We address the problem of integrating data from multiple, possibly biased, observational and interventional studies, to eventually compute counterfactuals in structural causal models. We start from the case of a single observational dataset affected by a selection bias.
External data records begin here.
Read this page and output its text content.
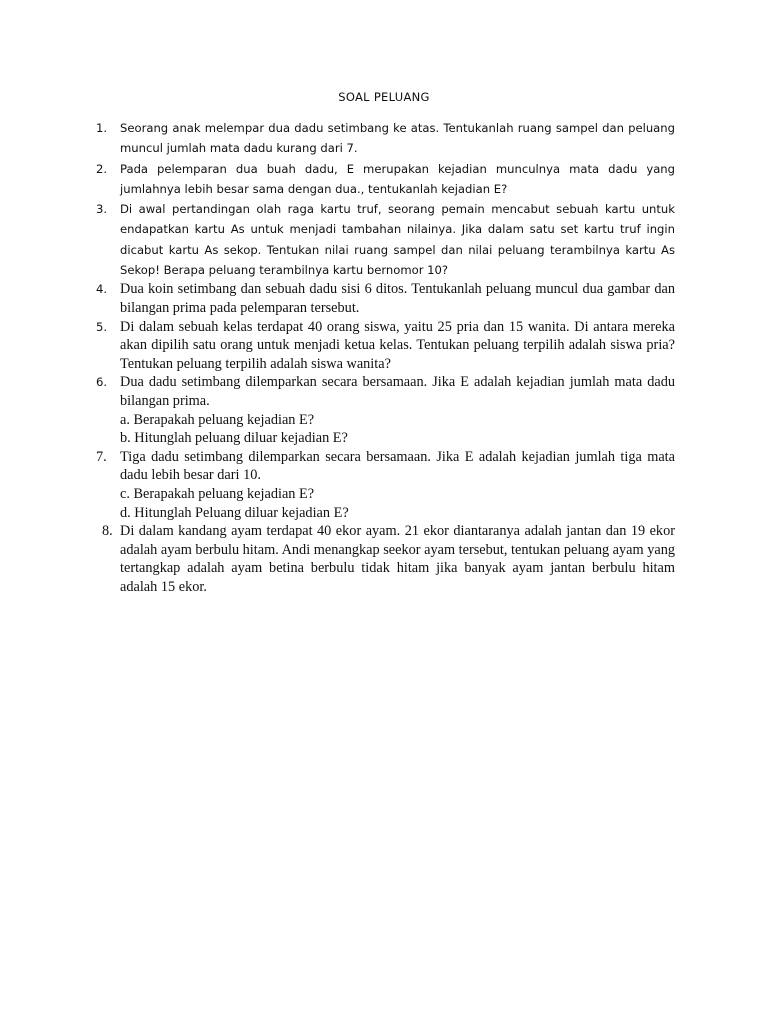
SOAL PELUANG
1. Seorang anak melempar dua dadu setimbang ke atas. Tentukanlah ruang sampel dan peluang muncul jumlah mata dadu kurang dari 7.

2. Pada pelemparan dua buah dadu, E merupakan kejadian munculnya mata dadu yang jumlahnya lebih besar sama dengan dua., tentukanlah kejadian E?

3. Di awal pertandingan olah raga kartu truf, seorang pemain mencabut sebuah kartu untuk endapatkan kartu As untuk menjadi tambahan nilainya. Jika dalam satu set kartu truf ingin dicabut kartu As sekop. Tentukan nilai ruang sampel dan nilai peluang terambilnya kartu As Sekop! Berapa peluang terambilnya kartu bernomor 10?

4. Dua koin setimbang dan sebuah dadu sisi 6 ditos. Tentukanlah peluang muncul dua gambar dan bilangan prima pada pelemparan tersebut.

5. Di dalam sebuah kelas terdapat 40 orang siswa, yaitu 25 pria dan 15 wanita. Di antara mereka akan dipilih satu orang untuk menjadi ketua kelas. Tentukan peluang terpilih adalah siswa pria? Tentukan peluang terpilih adalah siswa wanita?

6. Dua dadu setimbang dilemparkan secara bersamaan. Jika E adalah kejadian jumlah mata dadu bilangan prima.

a. Berapakah peluang kejadian E?

b. Hitunglah peluang diluar kejadian E?

7. Tiga dadu setimbang dilemparkan secara bersamaan. Jika E adalah kejadian jumlah tiga mata dadu lebih besar dari 10.

c. Berapakah peluang kejadian E?

d. Hitunglah Peluang diluar kejadian E?

8. Di dalam kandang ayam terdapat 40 ekor ayam. 21 ekor diantaranya adalah jantan dan 19 ekor adalah ayam berbulu hitam. Andi menangkap seekor ayam tersebut, tentukan peluang ayam yang tertangkap adalah ayam betina berbulu tidak hitam jika banyak ayam jantan berbulu hitam adalah 15 ekor.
We show that the likelihood of the available data has no local maxima. This enables us to use the causal expectation-maximisation scheme to compute approximate bounds for partially identifiable counterfactual queries, which are the focus of this paper. We then show how the same approach can solve the general case of multiple datasets, no matter whether interventional or observational, biased or unbiased, by remapping it into the former one via graphical transformations. Systematic numerical experiments and a case study on palliative care show the effectiveness and accuracy of our approach, while hinting at the benefits of integrating heterogeneous data to get informative bounds in case of partial identifiability.

翻译：我们解决了整合来自多个可能带有偏倚的观测研究和干预研究数据的问题，最终旨在计算结构因果模型中的反事实。我们从单个受选择偏倚影响的观测数据集的情况入手。我们证明，现有数据的似然函数没有局部极大值。这使我们能够使用因果期望最大化方案来计算部分可识别的反事实查询的近似边界，这也是本文的重点。然后，我们展示了如何通过图形变换将相同的方法映射到前一种情况，从而解决多个数据集的总体情况——无论是干预性还是观测性、有偏还是无偏。系统的数值实验和一项关于姑息治疗的案例研究证明了我们方法的有效性和准确性，同时暗示了整合异质数据以在部分可识别情况下获得信息性边界的益处。